How AI used to read
Before 2017, the best way to read a sentence with a neural network was to go word by word, left to right, like a person slowly reading aloud.
The architecture that did this was called an RNN (Recurrent Neural Network). Each time it read a word, it updated a small "memory" and passed that memory along to the next step. By the end of the sentence, the memory theoretically contained the whole meaning.
This worked — sort of — but it had two fatal flaws:
- Forgetting. By the time the RNN got to word 50, it had already half-forgotten word 1. Long sentences were rough. Whole paragraphs were hopeless.
- Slow. Because you had to finish word 1 before you could start word 2, there was no way to parallelize. GPUs were wasted.
Translation models using RNNs were decent but plateaued. Everyone knew something had to change.
The 2017 paper
In June 2017, eight researchers at Google published a paper with a famously cheeky title:
"Attention Is All You Need."
It introduced a new architecture called the Transformer. It had one big insight: stop reading word by word. Look at the whole sentence at once, and let the model figure out which words matter for which.
That "figuring out which words matter" is the operation called attention, and it is the beating heart of every LLM today.
"Attention" means: for each word, calculate how much every other word in the sentence matters for understanding this one.
A worked example
Take the sentence:
"The cat sat on the mat because it was soft."
What does "it" refer to? A human reads the sentence and instantly knows: the mat. (A cat being soft isn't what the sentence is about.)
An RNN, reading left to right, has to guess based on what it remembers of earlier words — and might get it wrong.

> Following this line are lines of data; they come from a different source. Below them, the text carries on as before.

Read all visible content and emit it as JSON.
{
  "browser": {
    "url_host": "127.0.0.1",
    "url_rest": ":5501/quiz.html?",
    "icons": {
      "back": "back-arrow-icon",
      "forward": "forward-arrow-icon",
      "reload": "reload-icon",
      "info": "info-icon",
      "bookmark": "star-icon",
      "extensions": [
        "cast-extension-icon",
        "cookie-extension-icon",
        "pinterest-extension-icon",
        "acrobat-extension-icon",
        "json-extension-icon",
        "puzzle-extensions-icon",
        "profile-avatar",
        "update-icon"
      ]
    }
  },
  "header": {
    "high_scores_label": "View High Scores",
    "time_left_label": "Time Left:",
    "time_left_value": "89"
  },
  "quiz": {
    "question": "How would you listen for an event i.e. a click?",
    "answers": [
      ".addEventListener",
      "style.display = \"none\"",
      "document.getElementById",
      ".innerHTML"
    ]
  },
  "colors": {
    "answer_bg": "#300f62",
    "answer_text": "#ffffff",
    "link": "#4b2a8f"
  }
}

A transformer, when it processes the word "it," simultaneously looks at every other word in the sentence and computes a score: how much does each word matter for understanding "it"? It discovers that "mat" and "soft" score high. Problem solved.
This happens for every word at once, not sequentially. Which brings us to the second win:
Parallelism changes everything
Because the transformer looks at the whole input at once, it can be processed in parallel on a GPU. Suddenly you could train vastly larger models in the same amount of time. And when you trained vastly larger models on vastly more data, they got vastly better.
That's the real story of the last eight years. The transformer didn't just work better — it scaled better. Throw more data and more compute at an RNN, and it plateaus. Throw more data and more compute at a transformer, and it keeps getting smarter.
Hence GPT-5, Claude 4.7, Gemini 2.5 — all transformers, all scaled up enormously.
What's inside (at a 10,000-foot view)
A transformer is built from two basic pieces stacked in layers:
- Attention — the mechanism we just described: every token looks at every other token and decides what's relevant.
- Feed-forward — a short neural network that processes each token's result independently.
Stack a dozen of these. Train on trillions of tokens. You get an LLM.
If you remember one thing from this lesson: attention lets every word look at every other word, in parallel. Everything else is engineering.
Encoders, decoders, and what-now
You'll bump into three transformer flavors. Don't panic — the names describe which half of the original architecture they keep:
- Encoder-only (BERT, RoBERTa) — reads and understands text. Used for classification, search, embeddings.
- Decoder-only (GPT, Claude, Llama) — generates text one token at a time. This is what ChatGPT and friends are.
- Encoder-decoder (T5, original translation models) — reads one thing, writes another. Used for translation and summarization.
The decoder-only flavor — the one that generates — turned out to be the winner for general-purpose AI. That's why every modern LLM you use is decoder-only at heart.
Why this lesson is the hinge
Everything else in this curriculum — prompt engineering, RAG, agents, fine-tuning, MCP — sits on top of the transformer. You will never have to implement one. But you should know that:
- Every token is a point in embedding space (last lesson).
- Transformers decide how tokens relate to each other via attention.
- Stacking many layers of attention + feed-forward = a modern LLM.
When someone says "the model attended to that part of the prompt," or "context window," or "quadratic attention cost," they are referring to this architecture. Now you know what they mean.
What to take away
- RNNs read sequentially and forgot things. Transformers read everything at once.
- Attention is the mechanism: each token looks at every other token and weights their relevance.
- Parallelism lets transformers scale in ways RNNs never could.
- Three flavors: encoder (understand), decoder (generate), encoder-decoder (translate).
- Every modern LLM is a decoder-only transformer, just very large and very well trained.
Foundations module complete. From here on, every concept — tokens, context windows, attention heads, scaling laws — builds on what you now know.